For any traveler to Beijing the city’s history and culture can be daunting. The Chinese capital is brimming with more sights, eats and treats than most countries. The city streets pulse with an intermixing of tourists and locals inspired by the lights, sounds and tastes of the night.
This daytime and nighttime culture cross, contrast and lie upon the pedestal of thousands of years of history, making Beijing not just the cultural and political capital of the country but also the center of night life.
This is why if you love night life, then Sanlitun Bar Street is the place to be in Beijing. The bar is the heart of a typical Beijing night. It is the home of authentic after-dark-action served in a country, but also mostly frowned upon because of its authoritarian system of government.
Here, the Chinese call it democracy. Perhaps, the irony of it lies in what happens at Sanlitun Bar Street. There so much that happens on this street that will make you think you are in another country.
According to a Chinese colleague, who declined to be mentioned by name in this article, the Chinese enjoy their nights engrossed in what can be perfectly tamed unholy in most God-fearing and democratic countries such as Malawi.
“We enjoy strip dancing or nude dancing,” he says.
That is why, he said, Sanlitun—Beijing’s tourism capital—is fully packed at night.
“It is the abode of Beijing’s most popular and bustling nightlife destinations,” he adds.
The Sanlitun attracts foreigners and locals, who party until dawn. On this street, some bars have outdoor terraces but most of them are indoor and cozy bars.
In 2015, a Chinese woman was killed while her French husband was wounded by a man with a sword in one of the street bars. The incident brought a tinge of how fun can attract crime and violence.
“The incident is long forgotten, for every other night, all the bars are congested with merrymakers, loud music, cheap if not free booze and of course, pole dancers and strippers,” the colleague explained.
Just like Western-styled bars, Beijing bars and pubs also accord fun-seekers on the dance floor the latest chart-topping hits out of Europe and the United States.
The bars and pubs also dish out some hot and new music performed live on stage including African music.
But what caught my attention on my first night out was the weird names of most bars.
A translator who accompanied me said most of the bars have names that seductively invite fun-seekers inside to unwind.
What does that say? I asked him looking up at some of the sign posts.
I could not help laugh when he started to read them aloud: “That one says: No I Don’t Want To Go Lady Bar, that one reads: Love Baby Love and that one reads: Love Baby Baby.”

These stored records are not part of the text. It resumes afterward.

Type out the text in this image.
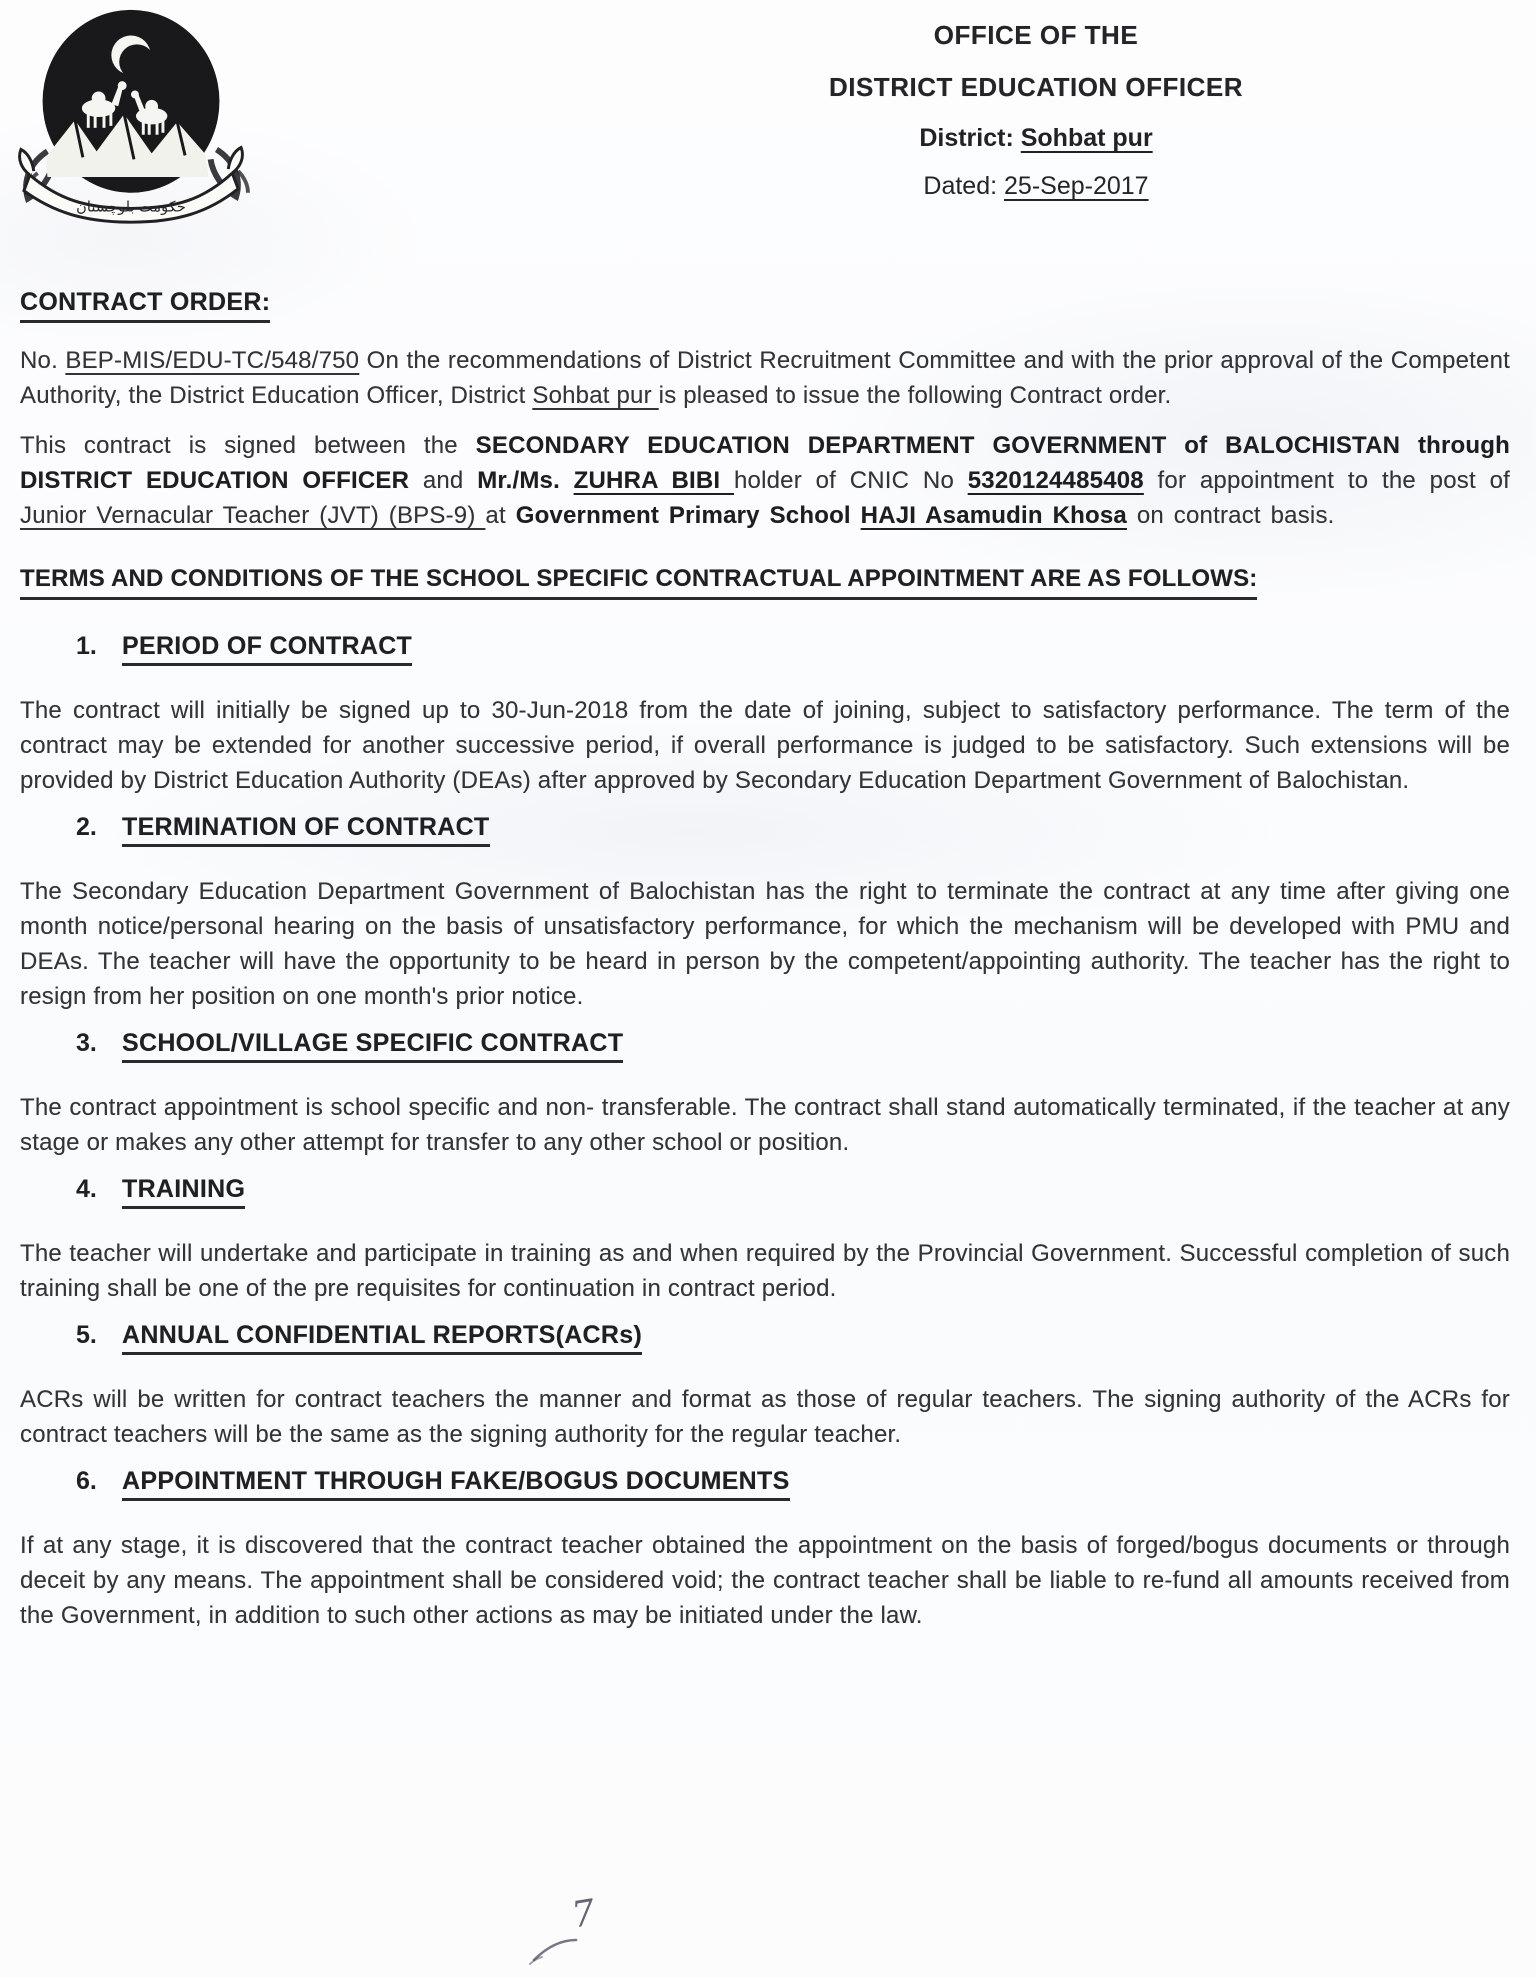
حکومت بلوچستان
OFFICE OF THE
DISTRICT EDUCATION OFFICER
District: Sohbat pur
Dated: 25-Sep-2017
CONTRACT ORDER:

No. BEP-MIS/EDU-TC/548/750 On the recommendations of District Recruitment Committee and with the prior approval of the Competent Authority, the District Education Officer, District Sohbat pur is pleased to issue the following Contract order.

This contract is signed between the SECONDARY EDUCATION DEPARTMENT GOVERNMENT of BALOCHISTAN through DISTRICT EDUCATION OFFICER and Mr./Ms. ZUHRA BIBI holder of CNIC No 5320124485408 for appointment to the post of Junior Vernacular Teacher (JVT) (BPS-9) at Government Primary School HAJI Asamudin Khosa on contract basis.

TERMS AND CONDITIONS OF THE SCHOOL SPECIFIC CONTRACTUAL APPOINTMENT ARE AS FOLLOWS:
1. PERIOD OF CONTRACT

The contract will initially be signed up to 30-Jun-2018 from the date of joining, subject to satisfactory performance. The term of the contract may be extended for another successive period, if overall performance is judged to be satisfactory. Such extensions will be provided by District Education Authority (DEAs) after approved by Secondary Education Department Government of Balochistan.

2. TERMINATION OF CONTRACT

The Secondary Education Department Government of Balochistan has the right to terminate the contract at any time after giving one month notice/personal hearing on the basis of unsatisfactory performance, for which the mechanism will be developed with PMU and DEAs. The teacher will have the opportunity to be heard in person by the competent/appointing authority. The teacher has the right to resign from her position on one month's prior notice.

3. SCHOOL/VILLAGE SPECIFIC CONTRACT

The contract appointment is school specific and non- transferable. The contract shall stand automatically terminated, if the teacher at any stage or makes any other attempt for transfer to any other school or position.

4. TRAINING

The teacher will undertake and participate in training as and when required by the Provincial Government. Successful completion of such training shall be one of the pre requisites for continuation in contract period.

5. ANNUAL CONFIDENTIAL REPORTS(ACRs)

ACRs will be written for contract teachers the manner and format as those of regular teachers. The signing authority of the ACRs for contract teachers will be the same as the signing authority for the regular teacher.

6. APPOINTMENT THROUGH FAKE/BOGUS DOCUMENTS

If at any stage, it is discovered that the contract teacher obtained the appointment on the basis of forged/bogus documents or through deceit by any means. The appointment shall be considered void; the contract teacher shall be liable to re-fund all amounts received from the Government, in addition to such other actions as may be initiated under the law.

7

There is also a bar named Face Love Love and Kill Yourself.
While Mics, Vics, Swing might sound familiar to any Malawian. There are over 15 bars and pubs on Sanlitun Street and every night the whole row is lit up in neon, ready for another night ride, sending all merrymakers cascading to the floors of hell.
Every pub has a planned entertainment for the evening, seemingly carefully designed to lure and entice drunken fans off their unadulterated boredom.
Pole dancing is the main dish in each and every club. In most bars, pole dancers are foreigners, putting a deeper and more nuanced whirl and twist on the pole dancing obsession.
But it is Mics that is home to most Africans visiting the city.
Almost on a daily basis, hundreds of Africans trek to this pub to drink Carlsberg and Heineken beer. The pub is fully packed every night you would think, the few Chinese in the bar are visitors, not guests as they are often outnumbered by Africans.
As dawn breaks, it is the Sanlitun Street taxi drivers that have the task to drive imbibers home to nurse their hangovers.